Although this intervention resulted in improved knowledge, several limitations are to be acknowledged. Time constraints and limited resources prevented the participation of 33.8% of chosen public schools; misconceptions and reservations regarding sensitive issues related to sexuality among adolescents were the reasons for refusal of participation by almost half of the private schools contacted. Furthermore, the intervention was relatively lengthy and was conducted in large classrooms, which limited the discussion time. The anonymous nature of the questionnaire also precluded pairing the pre- and post-test results for individual comparisons.

Finally, since the ministry of education recommended initiating this intervention in “girls only” public schools, there were only 18.9% male participants; this affects the generalizability of the findings in terms of gender differences.

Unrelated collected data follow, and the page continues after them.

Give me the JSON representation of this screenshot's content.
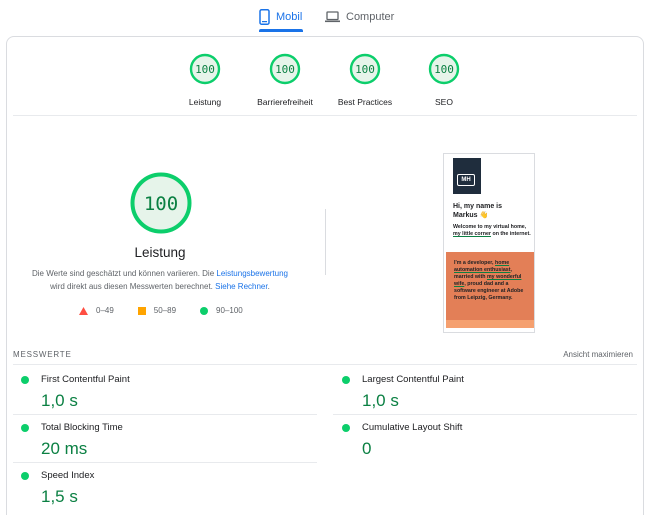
{
  "tabs": {
    "mobile": "Mobil",
    "computer": "Computer"
  },
  "categories": [
    {
      "score": "100",
      "label": "Leistung"
    },
    {
      "score": "100",
      "label": "Barrierefreiheit"
    },
    {
      "score": "100",
      "label": "Best Practices"
    },
    {
      "score": "100",
      "label": "SEO"
    }
  ],
  "performance": {
    "score": "100",
    "title": "Leistung",
    "desc_part1": "Die Werte sind geschätzt und können variieren. Die ",
    "desc_link1": "Leistungsbewertung",
    "desc_part2": "wird direkt aus diesen Messwerten berechnet. ",
    "desc_link2": "Siehe Rechner",
    "desc_end": "."
  },
  "legend": {
    "fail": "0–49",
    "average": "50–89",
    "pass": "90–100"
  },
  "preview": {
    "logo": "MH",
    "hi_line1": "Hi, my name is",
    "hi_line2": "Markus 👋",
    "welcome_a": "Welcome to my virtual home, ",
    "welcome_link": "my little corner",
    "welcome_b": " on the internet.",
    "bio_a": "I'm a developer, ",
    "bio_link1": "home automation enthusiast",
    "bio_b": ", married with ",
    "bio_link2": "my wonderful wife",
    "bio_c": ", proud dad and a software engineer at Adobe from Leipzig, Germany."
  },
  "metrics": {
    "section_label": "MESSWERTE",
    "expand_label": "Ansicht maximieren",
    "items": [
      {
        "name": "First Contentful Paint",
        "value": "1,0 s"
      },
      {
        "name": "Largest Contentful Paint",
        "value": "1,0 s"
      },
      {
        "name": "Total Blocking Time",
        "value": "20 ms"
      },
      {
        "name": "Cumulative Layout Shift",
        "value": "0"
      },
      {
        "name": "Speed Index",
        "value": "1,5 s"
      }
    ]
  },
  "colors": {
    "accent": "#1a73e8",
    "pass": "#0cce6b",
    "pass_text": "#0b8043",
    "average": "#ffa400",
    "fail": "#ff4e42",
    "ring_bg": "#e6f4ea"
  }
}
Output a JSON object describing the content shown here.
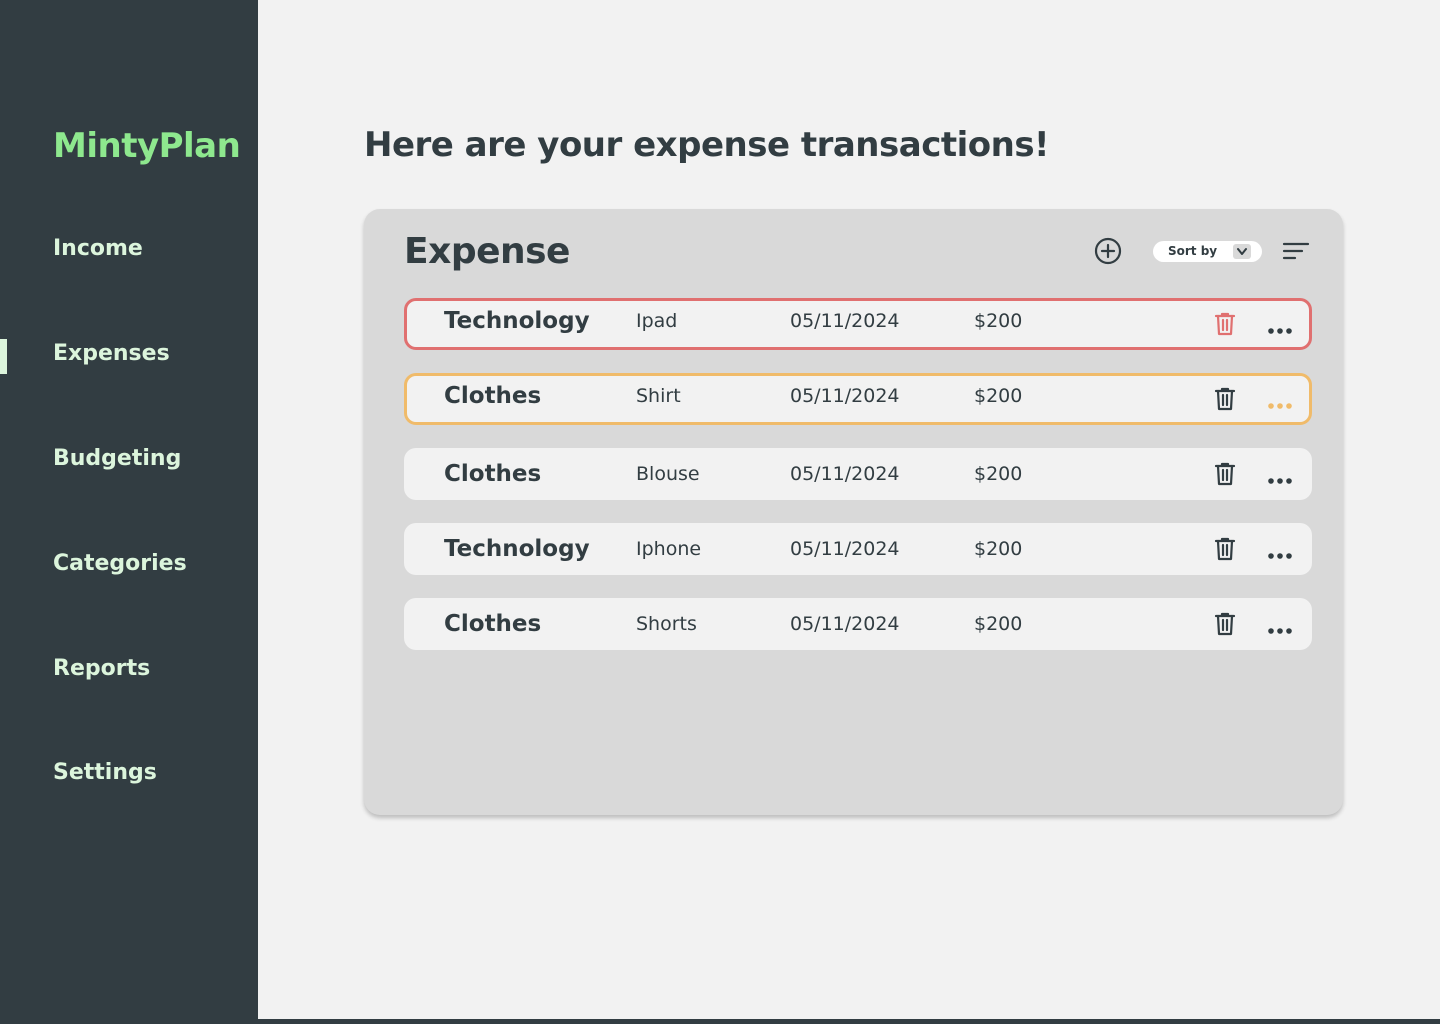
{
  "app": {
    "name": "MintyPlan"
  },
  "sidebar": {
    "items": [
      {
        "label": "Income"
      },
      {
        "label": "Expenses",
        "active": true
      },
      {
        "label": "Budgeting"
      },
      {
        "label": "Categories"
      },
      {
        "label": "Reports"
      },
      {
        "label": "Settings"
      }
    ]
  },
  "main": {
    "title": "Here are your expense transactions!",
    "panel": {
      "title": "Expense",
      "sort_label": "Sort by",
      "add_icon": "plus-circle-icon",
      "filter_icon": "filter-lines-icon",
      "rows": [
        {
          "category": "Technology",
          "item": "Ipad",
          "date": "05/11/2024",
          "amount": "$200",
          "state": "delete-hover"
        },
        {
          "category": "Clothes",
          "item": "Shirt",
          "date": "05/11/2024",
          "amount": "$200",
          "state": "more-hover"
        },
        {
          "category": "Clothes",
          "item": "Blouse",
          "date": "05/11/2024",
          "amount": "$200",
          "state": "normal"
        },
        {
          "category": "Technology",
          "item": "Iphone",
          "date": "05/11/2024",
          "amount": "$200",
          "state": "normal"
        },
        {
          "category": "Clothes",
          "item": "Shorts",
          "date": "05/11/2024",
          "amount": "$200",
          "state": "normal"
        }
      ]
    }
  },
  "colors": {
    "sidebar_bg": "#323d42",
    "brand": "#8ee88e",
    "nav_text": "#dcf5dc",
    "page_bg": "#f2f2f2",
    "panel_bg": "#d9d9d9",
    "danger": "#e07070",
    "warning": "#f0bb6a"
  }
}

Despite these limitations, this school-based intervention proved to be successful in improving preconception health knowledge. Yet, reaching large populations of students in classroom settings is time consuming and can hinder more detailed discussions. Reaching large numbers of adolescents in more efficient and appealing ways should be explored. Use of current technologies (e.g., mobile phones) to disseminate preconception health information to adolescents may be may be more appealing to them than getting information from parents, relatives or teachers.

Conclusions

In summary, increasing knowledge and influencing behavioral change of young men and women is expected to improve the health of women before pregnancy and reduce non-life- threatening adverse outcomes (birth defects, low birthweight, prematurity). To this effect, using new approaches to include topics related to non-communicable diseases and reproductive health might prove to be influential; however, the feasibility, cultural acceptance and potential impact on knowledge and behaviors of this target population needs to be evaluated.